According to guidelines published by the American College of Obstetricians and Gynecologists for doctors, women who do heavy lifting in their jobs face "a slight to modest increased risk of miscarriage.” For pregnant workers in physically demanding jobs whose pregnancies are classified as high risk, the potential for miscarriage is even higher.

Researchers hypothesize that extensive bending and lifting diverts blood flow from the uterus and high intensity work can push blood from the uterus to the muscles, which could trigger a miscarriage.

"Amazon doesn't care about employees," said Posey. "They don’t care whose life they put at risk or anything like that. It doesn’t matter if they’re pregnant or disabled. They only care about making money to take care of Jeff Bezos."


A fourth woman at the Oklahoma Amazon Fulfillment Center told Motherboard she informed Amazon immediately when she learned she was pregnant earlier this summer.

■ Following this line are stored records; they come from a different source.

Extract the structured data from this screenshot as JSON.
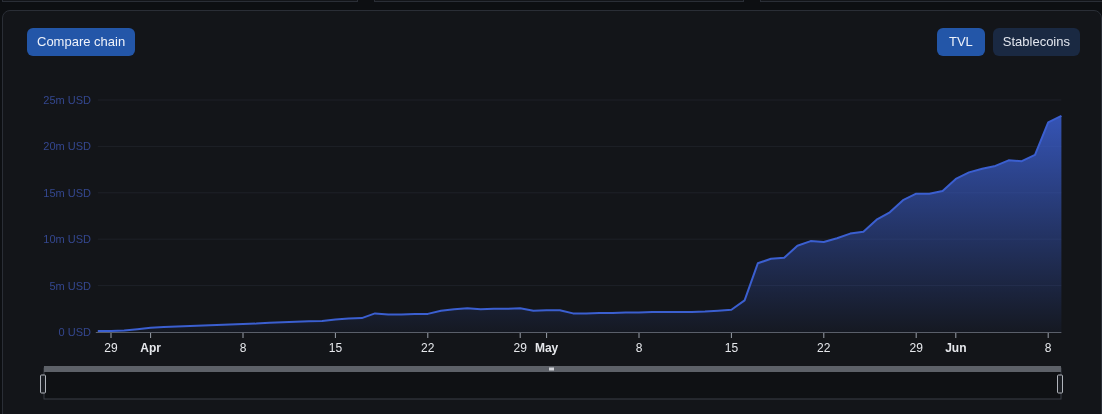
{
  "toolbar": {
    "compare_button": "Compare chain",
    "tabs": [
      {
        "label": "TVL",
        "selected": true
      },
      {
        "label": "Stablecoins",
        "selected": false
      }
    ]
  },
  "chart": {
    "chart_data": {
      "type": "area",
      "grid": true,
      "ylim": [
        0,
        25
      ],
      "categories": [
        null,
        "29",
        null,
        null,
        "Apr",
        null,
        null,
        null,
        null,
        null,
        null,
        "8",
        null,
        null,
        null,
        null,
        null,
        null,
        "15",
        null,
        null,
        null,
        null,
        null,
        null,
        "22",
        null,
        null,
        null,
        null,
        null,
        null,
        "29",
        null,
        "May",
        null,
        null,
        null,
        null,
        null,
        null,
        "8",
        null,
        null,
        null,
        null,
        null,
        null,
        "15",
        null,
        null,
        null,
        null,
        null,
        null,
        "22",
        null,
        null,
        null,
        null,
        null,
        null,
        "29",
        null,
        null,
        "Jun",
        null,
        null,
        null,
        null,
        null,
        null,
        "8",
        null
      ],
      "yticks": [
        {
          "value": 0,
          "label": "0 USD"
        },
        {
          "value": 5,
          "label": "5m USD"
        },
        {
          "value": 10,
          "label": "10m USD"
        },
        {
          "value": 15,
          "label": "15m USD"
        },
        {
          "value": 20,
          "label": "20m USD"
        },
        {
          "value": 25,
          "label": "25m USD"
        }
      ],
      "series": [
        {
          "color": "#3b5fd0",
          "values": [
            0.1,
            0.1,
            0.15,
            0.3,
            0.45,
            0.55,
            0.6,
            0.65,
            0.7,
            0.75,
            0.8,
            0.85,
            0.9,
            1.0,
            1.05,
            1.1,
            1.15,
            1.2,
            1.35,
            1.45,
            1.5,
            2.0,
            1.9,
            1.9,
            1.95,
            1.95,
            2.3,
            2.45,
            2.55,
            2.45,
            2.5,
            2.5,
            2.55,
            2.3,
            2.35,
            2.35,
            2.0,
            2.0,
            2.05,
            2.05,
            2.1,
            2.1,
            2.15,
            2.15,
            2.15,
            2.15,
            2.2,
            2.3,
            2.4,
            3.4,
            7.4,
            7.9,
            8.0,
            9.3,
            9.8,
            9.7,
            10.1,
            10.6,
            10.8,
            12.1,
            12.9,
            14.2,
            14.9,
            14.9,
            15.2,
            16.5,
            17.2,
            17.6,
            17.9,
            18.5,
            18.4,
            19.1,
            22.6,
            23.3
          ]
        }
      ]
    }
  }
}
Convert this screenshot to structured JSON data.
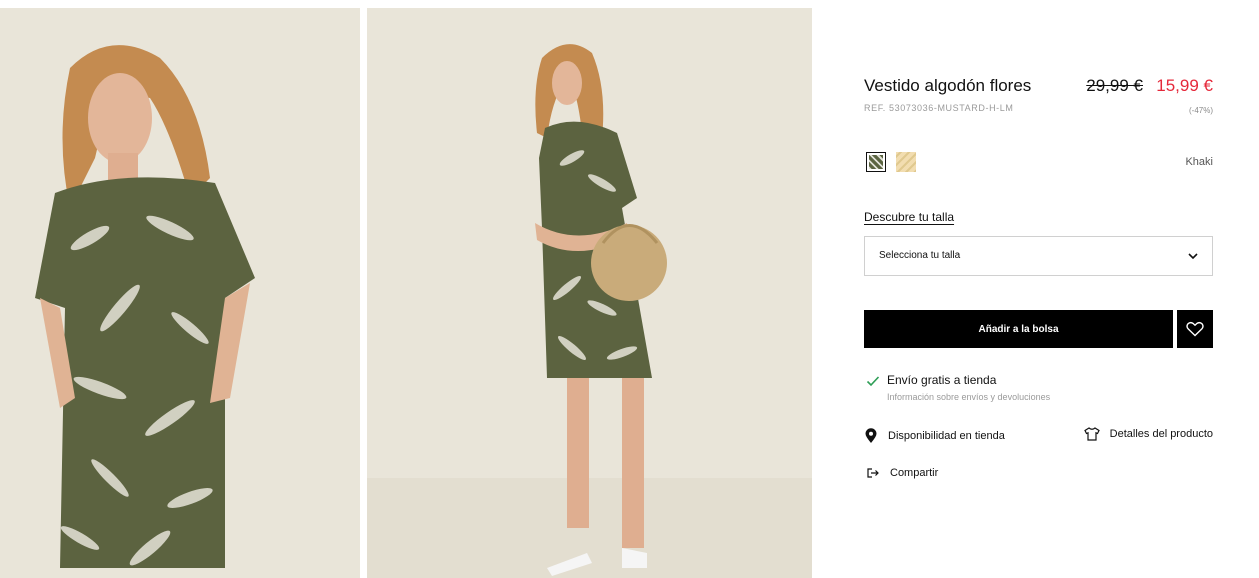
{
  "product": {
    "title": "Vestido algodón flores",
    "ref": "REF. 53073036-MUSTARD-H-LM",
    "price_old": "29,99 €",
    "price_new": "15,99 €",
    "discount": "(-47%)"
  },
  "colors": {
    "selected_name": "Khaki",
    "swatches": [
      "khaki-floral",
      "mustard-floral"
    ],
    "accent_sale": "#e5283a"
  },
  "size": {
    "guide_label": "Descubre tu talla",
    "select_label": "Selecciona tu talla"
  },
  "actions": {
    "add_label": "Añadir a la bolsa",
    "favorite_icon": "heart-icon"
  },
  "shipping": {
    "main": "Envío gratis a tienda",
    "sub": "Información sobre envíos y devoluciones"
  },
  "links": {
    "availability": "Disponibilidad en tienda",
    "details": "Detalles del producto",
    "share": "Compartir"
  }
}
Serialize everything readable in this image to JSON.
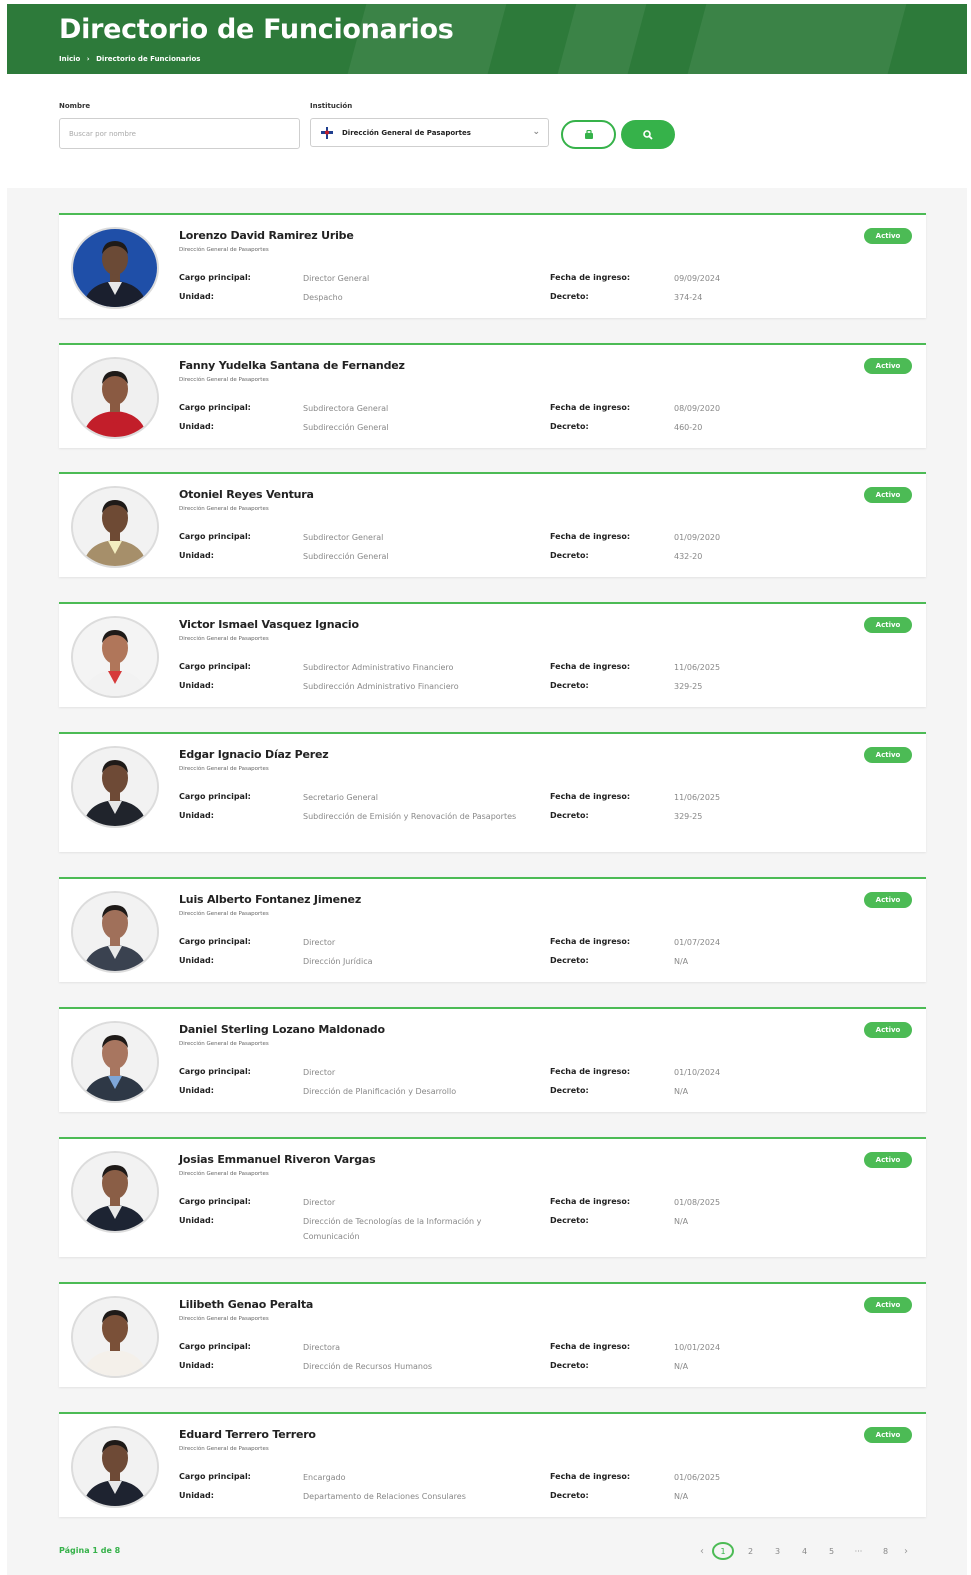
{
  "header": {
    "title": "Directorio de Funcionarios",
    "breadcrumb": [
      "Inicio",
      "›",
      "Directorio de Funcionarios"
    ]
  },
  "filters": {
    "name_label": "Nombre",
    "name_placeholder": "Buscar por nombre",
    "institution_label": "Institución",
    "institution_value": "Dirección General de Pasaportes",
    "clear_icon": "eraser-icon",
    "search_icon": "search-icon"
  },
  "labels": {
    "cargo": "Cargo principal:",
    "unidad": "Unidad:",
    "fecha": "Fecha de ingreso:",
    "decreto": "Decreto:"
  },
  "officials": [
    {
      "name": "Lorenzo David Ramirez Uribe",
      "institution": "Dirección General de Pasaportes",
      "status": "Activo",
      "cargo": "Director General",
      "unidad": "Despacho",
      "fecha": "09/09/2024",
      "decreto": "374-24",
      "avatar_bg": "#1f4fa8",
      "skin": "#6b4a36",
      "suit": "#1a1f2e",
      "shirt": "#e8e8e8"
    },
    {
      "name": "Fanny Yudelka Santana de Fernandez",
      "institution": "Dirección General de Pasaportes",
      "status": "Activo",
      "cargo": "Subdirectora General",
      "unidad": "Subdirección General",
      "fecha": "08/09/2020",
      "decreto": "460-20",
      "avatar_bg": "#f0f0f0",
      "skin": "#8a5a42",
      "suit": "#c21e2a",
      "shirt": "#c21e2a"
    },
    {
      "name": "Otoniel Reyes Ventura",
      "institution": "Dirección General de Pasaportes",
      "status": "Activo",
      "cargo": "Subdirector General",
      "unidad": "Subdirección General",
      "fecha": "01/09/2020",
      "decreto": "432-20",
      "avatar_bg": "#f2f2f2",
      "skin": "#6e4a34",
      "suit": "#a68f6a",
      "shirt": "#f3eec0"
    },
    {
      "name": "Victor Ismael Vasquez Ignacio",
      "institution": "Dirección General de Pasaportes",
      "status": "Activo",
      "cargo": "Subdirector Administrativo Financiero",
      "unidad": "Subdirección Administrativo Financiero",
      "fecha": "11/06/2025",
      "decreto": "329-25",
      "avatar_bg": "#f4f4f4",
      "skin": "#b0765a",
      "suit": "#f2f2f2",
      "shirt": "#d63a3a"
    },
    {
      "name": "Edgar Ignacio Díaz Perez",
      "institution": "Dirección General de Pasaportes",
      "status": "Activo",
      "cargo": "Secretario General",
      "unidad": "Subdirección de Emisión y Renovación de Pasaportes",
      "fecha": "11/06/2025",
      "decreto": "329-25",
      "avatar_bg": "#f2f2f2",
      "skin": "#6e4a36",
      "suit": "#20242c",
      "shirt": "#e6e6e6"
    },
    {
      "name": "Luis Alberto Fontanez Jimenez",
      "institution": "Dirección General de Pasaportes",
      "status": "Activo",
      "cargo": "Director",
      "unidad": "Dirección Jurídica",
      "fecha": "01/07/2024",
      "decreto": "N/A",
      "avatar_bg": "#f2f2f2",
      "skin": "#a0705a",
      "suit": "#3a4250",
      "shirt": "#e8e8e8"
    },
    {
      "name": "Daniel Sterling Lozano Maldonado",
      "institution": "Dirección General de Pasaportes",
      "status": "Activo",
      "cargo": "Director",
      "unidad": "Dirección de Planificación y Desarrollo",
      "fecha": "01/10/2024",
      "decreto": "N/A",
      "avatar_bg": "#f2f2f2",
      "skin": "#a87660",
      "suit": "#2e3846",
      "shirt": "#7ea6d8"
    },
    {
      "name": "Josias Emmanuel Riveron Vargas",
      "institution": "Dirección General de Pasaportes",
      "status": "Activo",
      "cargo": "Director",
      "unidad": "Dirección de Tecnologías de la Información y Comunicación",
      "fecha": "01/08/2025",
      "decreto": "N/A",
      "avatar_bg": "#f2f2f2",
      "skin": "#8a5e46",
      "suit": "#1d2433",
      "shirt": "#e8e8e8"
    },
    {
      "name": "Lilibeth Genao Peralta",
      "institution": "Dirección General de Pasaportes",
      "status": "Activo",
      "cargo": "Directora",
      "unidad": "Dirección de Recursos Humanos",
      "fecha": "10/01/2024",
      "decreto": "N/A",
      "avatar_bg": "#f2f2f2",
      "skin": "#7a5038",
      "suit": "#f4f0ea",
      "shirt": "#f4f0ea"
    },
    {
      "name": "Eduard Terrero Terrero",
      "institution": "Dirección General de Pasaportes",
      "status": "Activo",
      "cargo": "Encargado",
      "unidad": "Departamento de Relaciones Consulares",
      "fecha": "01/06/2025",
      "decreto": "N/A",
      "avatar_bg": "#f2f2f2",
      "skin": "#6e4a36",
      "suit": "#1e2330",
      "shirt": "#e8e8e8"
    }
  ],
  "pagination": {
    "summary": "Página 1 de 8",
    "prev": "‹",
    "pages": [
      "1",
      "2",
      "3",
      "4",
      "5",
      "···",
      "8"
    ],
    "next": "›",
    "current": "1"
  }
}
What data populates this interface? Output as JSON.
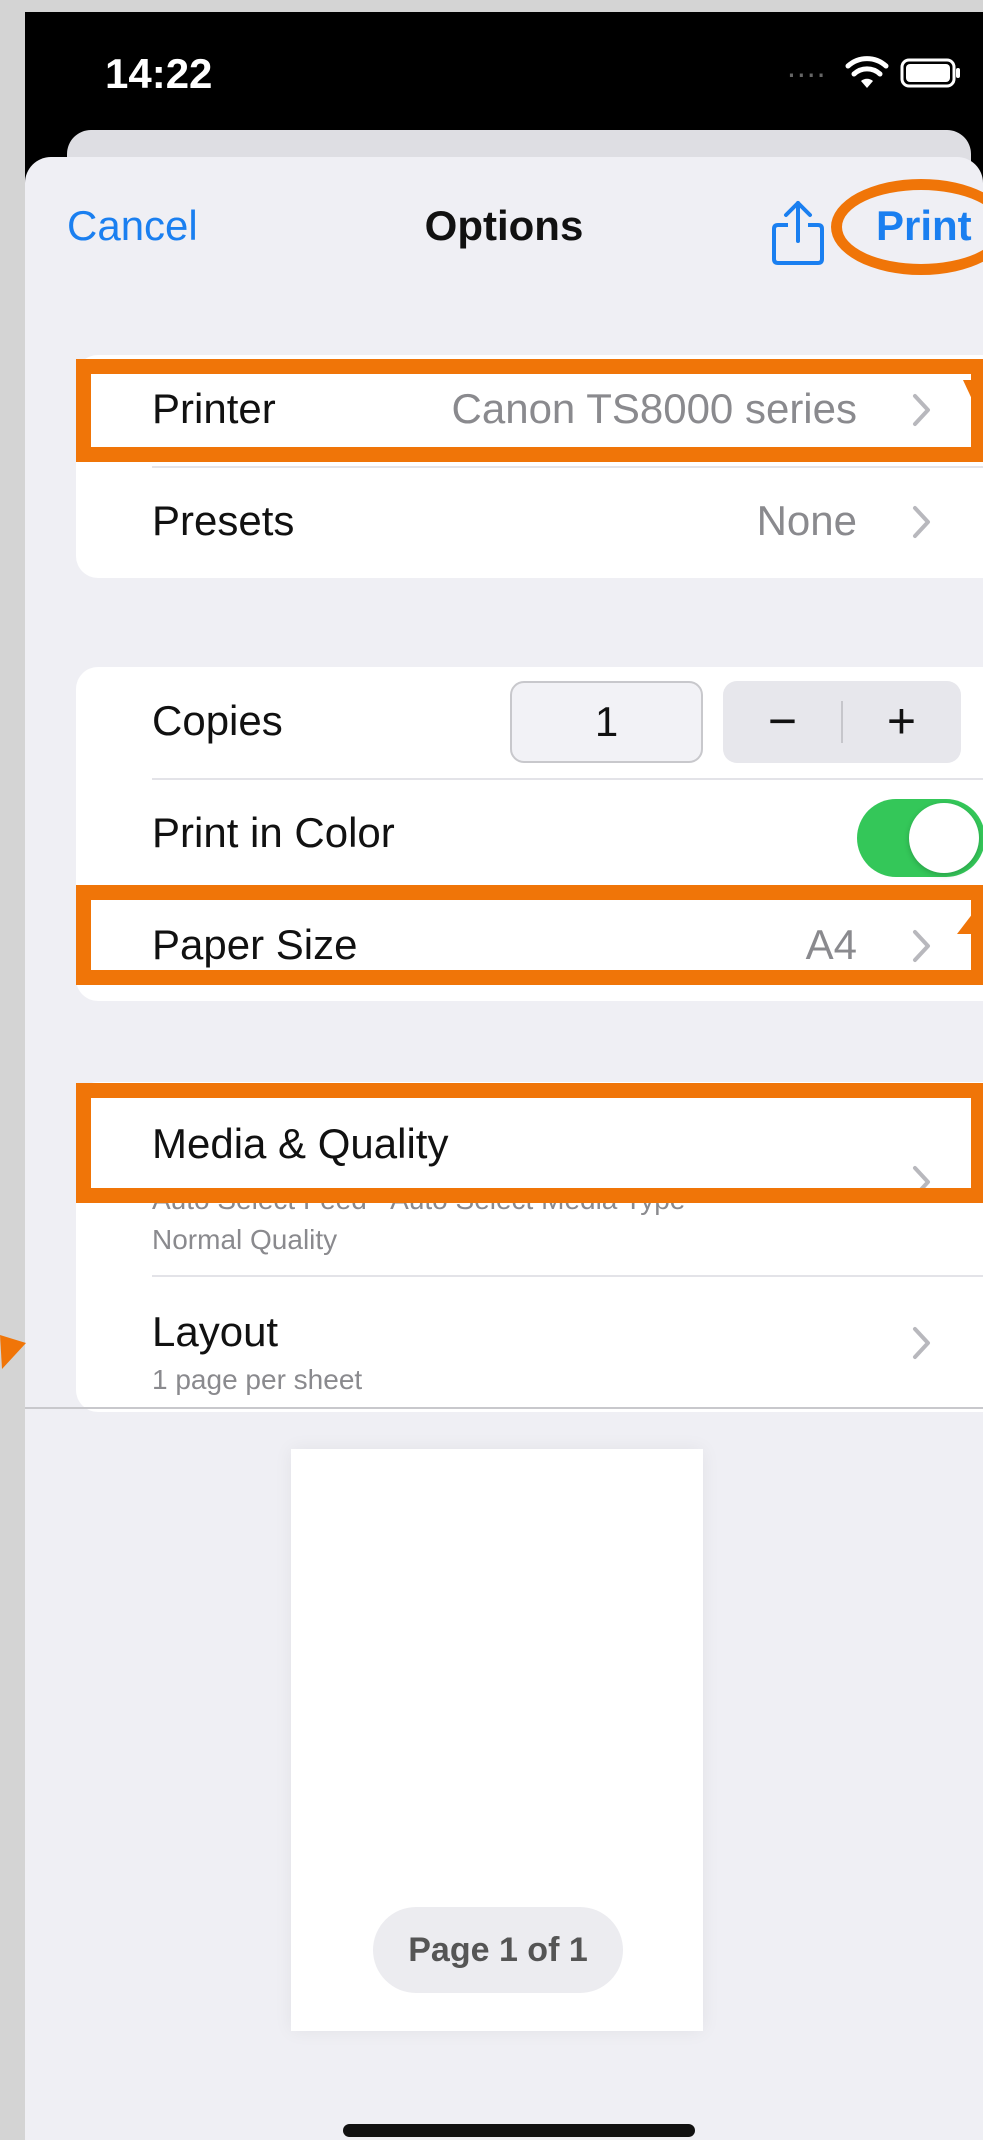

After her doctor sent an accommodations note to Amazon, requesting she receive a ten minute break every hour to sit and to avoid lifting over 20 pounds, it took Amazon more than five weeks to move her to lighter duty, according to emails reviewed by Motherboard.

During that time, she says she was reprimanded by her supervisor for "time off task" she spent in the bathroom dealing with bouts of nausea. (Amazon's tracks workers' time off task, abbreviated as "TOT," by monitoring how frequently they scan packages and workers can be fired if workers are away from workstations for too long.) Frustrated, and scared of losing her job, she reached out to Amazon's global human resources office, known as the Employee Resource Center. A representative informed her she could do nothing besides wait for her warehouse's in-house human resources team to approve her request.

Do you work for Amazon and have a tip to share with us? We’d love to hear from you. You can get in touch with the writer at lauren.gurley@vice.com or on Signal 201-897-2109.

"They treat us like nothing," she said. "Me and other pregnant women want to start a petition because I feel like they count us like bodies instead of people. They’re quick to fire you for whatever reason, and you could be going through whatever. They never ask you what’s really going on. I don’t feel secure or appreciated."

Although Amazon eventually relocated her to the “social distancing team,” handing out face masks and doing temperature checks on other workers, she says they still aren't honoring accommodations the company explicitly already approved.

"They still don't give me a ten minute break to sit. If I pull up a chair, my supervisor tells me 'Amazon isn't a sitting company,'" she said. "They don’t care. I would say they don't even pretend like they care."